Aujourd’hui, Moises Ville compte un peu plus de 2 000 habitants, dont environ 10 % sont juifs. Les sites juifs comprennent le centre culturel Kadima, qui contient un théâtre et une bibliothèque ; l’ancienne école hébraïque, le premier cimetière juif d’Argentine et trois synagogues. Une expérience particulièrement significative pour Sinay a été de passer Shabbat à Moises Ville dans l’une des synagogues locales.

La synagogue ouvrière (Arbeter Shul) à Moises Ville, Argentine, photographiée en 2010. (Wikimedia Commons)

« Je n’étais jamais allé à la synagogue auparavant. J’ai célébré mon premier Kabbalat Shabbat à Moises Ville. Ce fut une expérience fascinante. Je pensais à mes ancêtres et à quel genre de Juif je suis. Mon éducation a peu en commun avec ces immigrants, mais je me sens très lié à eux », a-t-il déclaré.

« Les meurtres de Moises Ville » met en lumière un chapitre de l’histoire de l’Argentine qui a été largement oublié.

« Il y a une image romancée de l’immigration, mais la réalité était brutale », a expliqué Sinay. Bien qu’il n’ait pas pu trouver toutes les réponses qu’il cherchait, il pense avoir compris pourquoi son arrière-grand-père a écrit sur les meurtres plus d’un demi-siècle après qu’ils ont eu lieu.

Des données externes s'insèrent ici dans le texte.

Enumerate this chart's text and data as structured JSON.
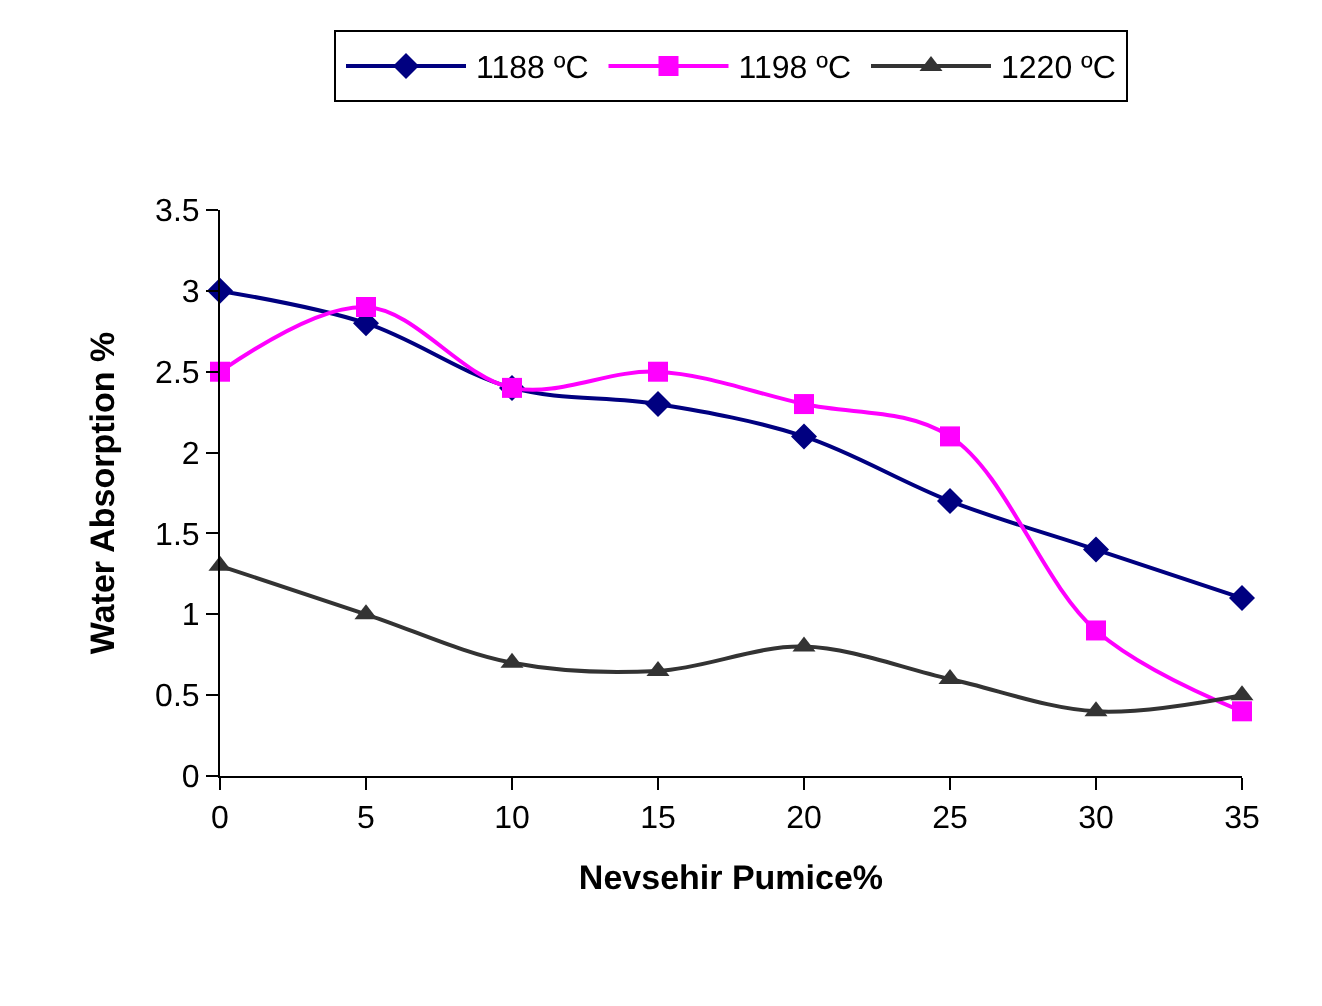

« Il a écrit sur les meurtres juste après la Seconde Guerre mondiale, dans un temps de deuil collectif. C’était une catharsis se souvenant des morts, et même si elle n’était pas liée à l’Holocauste, elle faisait partie de l’air du temps. Il parlait de notre histoire et de nos souffrances. Je ne sais pas si c’est vrai, mais c’est une théorie que j’ai », a-t-il déclaré.

Se connecter en tant que journaliste avec le travail de son arrière-grand-père est également un hommage au pouvoir du journalisme, a-t-il déclaré. « Il y a beaucoup de chaos dans le journalisme d’aujourd’hui, mais il est toujours possible de trouver de bonnes histoires significatives qui deviennent notre héritage. »

Réfléchissant sur sa propre identité, il a conclu : « Je n’ai pas fait de bar mitzvah, mais peut-être qu’écrire ce livre et revendiquer mon identité juive à travers le journalisme était ma bar mitzvah. Et c’est quelque chose que j’ai choisi, pas quelque chose qui m’a été imposé.